Justin ferma les yeux et plissa le front, puis il fixa son regard au plafond.

« Elle m'a dit qu'elle m'aimait encore et qu'elle voulait qu'on sauve notre mariage »

Gaïa écarquilla les yeux de stupeur. L'incompréhension la figea sur place et les paroles de Sophie lui revinrent en tête. « Justin et moi sommes deux adultes responsables qui avons cessés de s'aimer. Il reste mon meilleur ami, mais je veux qu'il soit heureux, alors si c'est vous qui le rendez heureux, ce qu'il est clairement en ce moment... »

Pourquoi... avait-elle alors menti?

« Je ne comprends pas. Je ne m'y attendait pas, je n'ai pas su quoi dire, lâcha-t-il, dépité. Je ne veux pas que l'on soit en mauvais terme pour les enfants. Je ne pensais pas qu'elle voyait les choses de cette façon... »

Gaïa ne savait pas quoi dire, et redoutait où mènerait cette conversation.

« Et... toi? Tu... es d'accord avec elle? »

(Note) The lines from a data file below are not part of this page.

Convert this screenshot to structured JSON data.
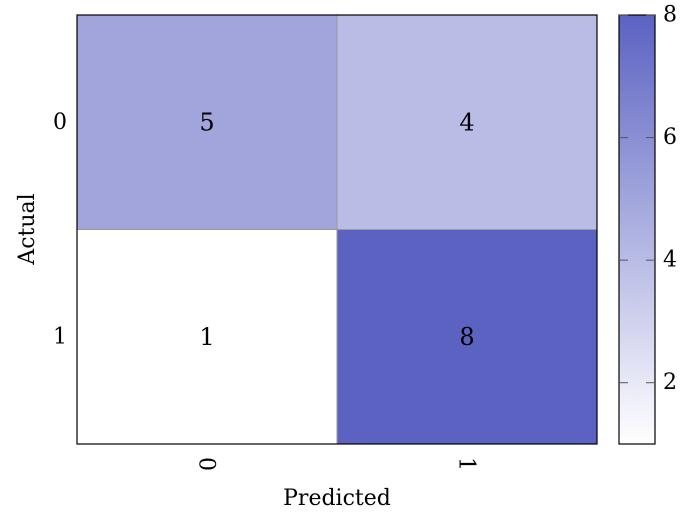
{
  "chart_data": {
    "type": "heatmap",
    "title": "",
    "xlabel": "Predicted",
    "ylabel": "Actual",
    "x_categories": [
      "0",
      "1"
    ],
    "y_categories": [
      "0",
      "1"
    ],
    "matrix": [
      [
        5,
        4
      ],
      [
        1,
        8
      ]
    ],
    "colorbar": {
      "min": 1,
      "max": 8,
      "ticks": [
        2,
        4,
        6,
        8
      ],
      "color_low": "#ffffff",
      "color_high": "#5b62c2"
    }
  }
}
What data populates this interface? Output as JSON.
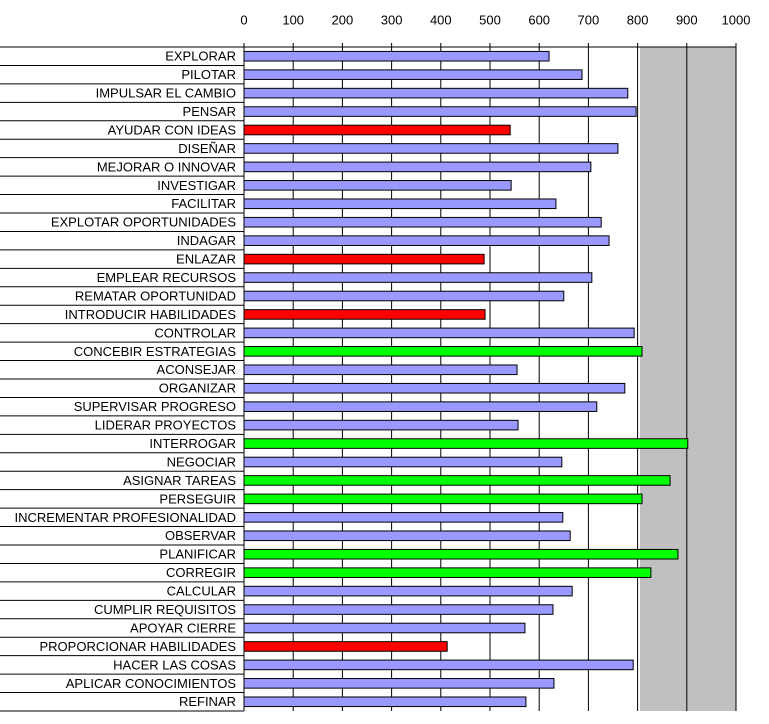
{
  "chart_data": {
    "type": "bar",
    "orientation": "horizontal",
    "categories": [
      "EXPLORAR",
      "PILOTAR",
      "IMPULSAR EL CAMBIO",
      "PENSAR",
      "AYUDAR CON IDEAS",
      "DISEÑAR",
      "MEJORAR O INNOVAR",
      "INVESTIGAR",
      "FACILITAR",
      "EXPLOTAR OPORTUNIDADES",
      "INDAGAR",
      "ENLAZAR",
      "EMPLEAR RECURSOS",
      "REMATAR OPORTUNIDAD",
      "INTRODUCIR  HABILIDADES",
      "CONTROLAR",
      "CONCEBIR ESTRATEGIAS",
      "ACONSEJAR",
      "ORGANIZAR",
      "SUPERVISAR PROGRESO",
      "LIDERAR PROYECTOS",
      "INTERROGAR",
      "NEGOCIAR",
      "ASIGNAR TAREAS",
      "PERSEGUIR",
      "INCREMENTAR PROFESIONALIDAD",
      "OBSERVAR",
      "PLANIFICAR",
      "CORREGIR",
      "CALCULAR",
      "CUMPLIR REQUISITOS",
      "APOYAR CIERRE",
      "PROPORCIONAR HABILIDADES",
      "HACER LAS COSAS",
      "APLICAR CONOCIMIENTOS",
      "REFINAR"
    ],
    "values": [
      620,
      687,
      780,
      797,
      541,
      760,
      705,
      543,
      634,
      726,
      742,
      488,
      707,
      650,
      490,
      793,
      809,
      555,
      774,
      717,
      557,
      902,
      646,
      866,
      809,
      648,
      663,
      882,
      827,
      667,
      628,
      571,
      413,
      791,
      630,
      573
    ],
    "colors": [
      "#9999ff",
      "#9999ff",
      "#9999ff",
      "#9999ff",
      "#ff0000",
      "#9999ff",
      "#9999ff",
      "#9999ff",
      "#9999ff",
      "#9999ff",
      "#9999ff",
      "#ff0000",
      "#9999ff",
      "#9999ff",
      "#ff0000",
      "#9999ff",
      "#00ff00",
      "#9999ff",
      "#9999ff",
      "#9999ff",
      "#9999ff",
      "#00ff00",
      "#9999ff",
      "#00ff00",
      "#00ff00",
      "#9999ff",
      "#9999ff",
      "#00ff00",
      "#00ff00",
      "#9999ff",
      "#9999ff",
      "#9999ff",
      "#ff0000",
      "#9999ff",
      "#9999ff",
      "#9999ff"
    ],
    "xlim": [
      0,
      1000
    ],
    "xticks": [
      0,
      100,
      200,
      300,
      400,
      500,
      600,
      700,
      800,
      900,
      1000
    ],
    "grid": true
  }
}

Justin releva brusquement la tête vers elle et l'affliction se peignit sur ses traits.

« Non! Bien sûr que non Gaïa. Jamais de la vie! Il s'approcha d'elle et la prit dans ses bras. Tu as oublié tout ce que je t'ai dit ce week-end? »

« Non, pas du tout... Mais peut-être que ses déclarations auraient pu changer la donne »

« Absolument pas. Je ne m'y attendais pas, c'est tout »

Il releva son menton et déposa un baiser tendre sur ses lèvres. Qui se fit plus pressant, plus audacieux. Ils s'écartèrent l'un de l'autre essoufflés et Justin posa son menton sur les cheveux de Gaïa.

« Il va falloir qu'elle entende raison, murmura-t-il. Je dois rentrer voir les enfants... Tu m'as manqué, tu sais »

« Toi aussi », souffla-t-elle, triste.

« Hey, on va trouver une solution », dit-il en prenant doucement son visage dans ses mains.

« Peut-être que c'est mieux pour vous de sauver votre mariage... », chuchota-t-elle au bord des larmes.

Les yeux de Justin s'assombrirent et toute trace de douceur s'évapora. Il écarta ses mains, comme s'il s'était brûlé.

« Et moi, ce que je ressens? », interrogea-t-il froidement.

Gaïa comprit que sa culpabilité à elle était entrain d'influencer son comportement avec lui.

« Je... ne peux pas décider pour toi »

« Non, justement. Alors ne me dit pas ce que je dois faire. Arrête de tout remettre en question constamment! »

Son ton femme et péremptoire fit frissonner la jeune femme.

« Tu ne comprends pas... »

« Je comprends très bien. Tu veux vivre l'esprit tranquille, tu te sens trop coupable, alors tu me repousses! Gaïa, il va falloir que tu te positionne. Tu n'es pas la seule à avoir besoin d'être rassurée, j'ai besoin de me sentir soutenu de ta part »

A ces mots, il récupéra sa veste sur le dossier de la chaise et sortit. 


Tout allait si bien pourtant... Gaïa comprit alors que tant qu'il ne serait pas totalement libre, leur relation ne pourrait être sereine.